Even pensioners had to cough up with the cost of the levy deducted from their monthly payments.
In January 2015, pensions ombudsman Paul Kenny told the Oireachtas finance committee that the imposition of a levy was “legal but not necessarily fair”.
He noted that in the case of a number of public sector-funded, defined benefit schemes, the State had taken both the public service pension reduction and the levy, which he deemed to be “penal and unfair”.
Kenny said the levy would result in a “permanent reduction in the annual pensions of a great many scheme members”.
Fine Gael has also dipped into the pockets of public servants with the pension-related deduction (PRD).
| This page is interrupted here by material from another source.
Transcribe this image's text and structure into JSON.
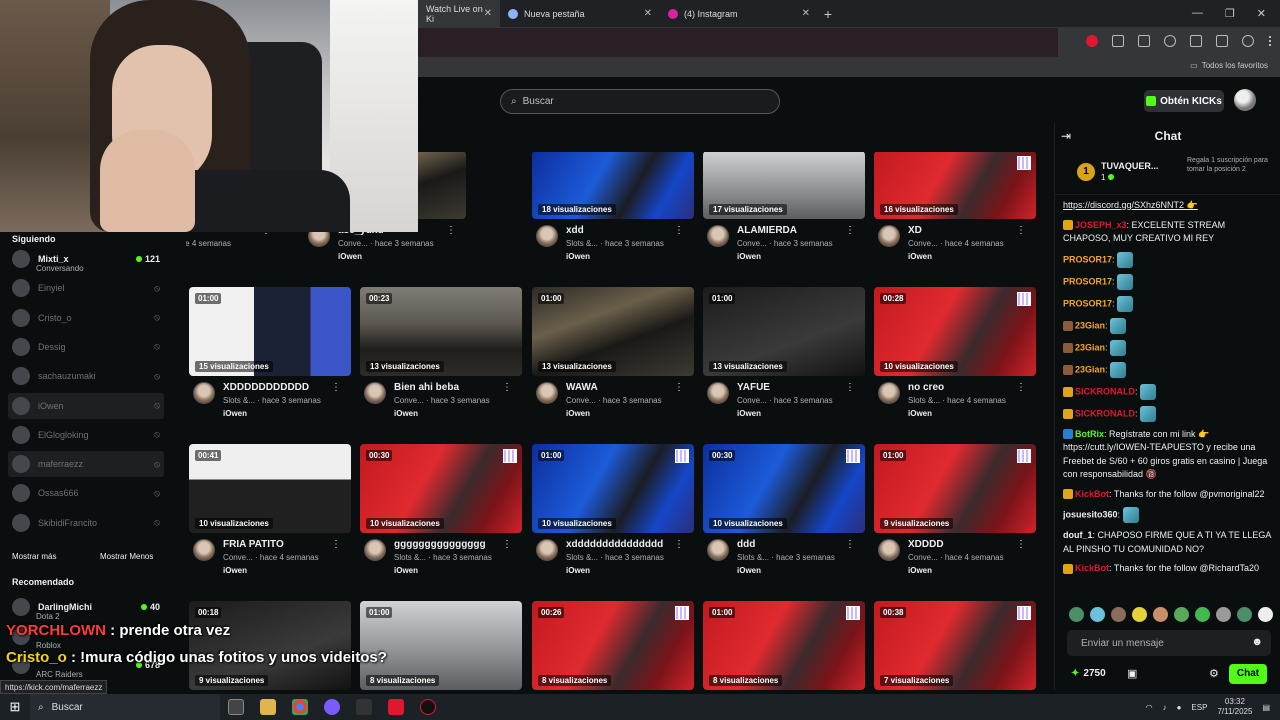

Granted this was introduced by Fianna Fáil in 2009 but it was enshrined in deals agreed with unions by the former Fine Gael-Labour Party coalition.
The PRD ranged up to 10.5 per cent on incomes above €15,000. The impact has since been eased for lower-paid workers but vast numbers of public servants continue to pay the hefty deduction.
The difference here is that public servants retain their pension entitlements, which are superior to those of private sector workers.
In today’s money, the pending two-year delay in receiving their State pension would cost workers more than €24,000. It’s a particular blow to private sector workers without a supplementary pension.
We are told that the current pay-as-you-go State pension, which costs €7 billion a year, is unsustainable due to people living longer and a forecasted reduction in the ratio of workers to pensioners.
Just 35 per cent of private sector workers have their own pension funds.
Varadkar is now proposing a new universal workplace retirement saving system for those without a supplementary provision.
He set up a group last year to look at the issue while the Pensions Authority recently completed a public consultation on its own reform proposals.
A system of automatic enrolment by employers – whereby workers would have to opt out – has been mooted but no definitive decision has been made and it could be years before a scheme is up and running.
There has been a lack of strategy from successive governments in tackling the pensions issue and it remains to be seen if Varadkar will follow through on his reform agenda.
Fine Gael has a lot of work to do in the pensions area to reverse the damage it has imposed over the past five years.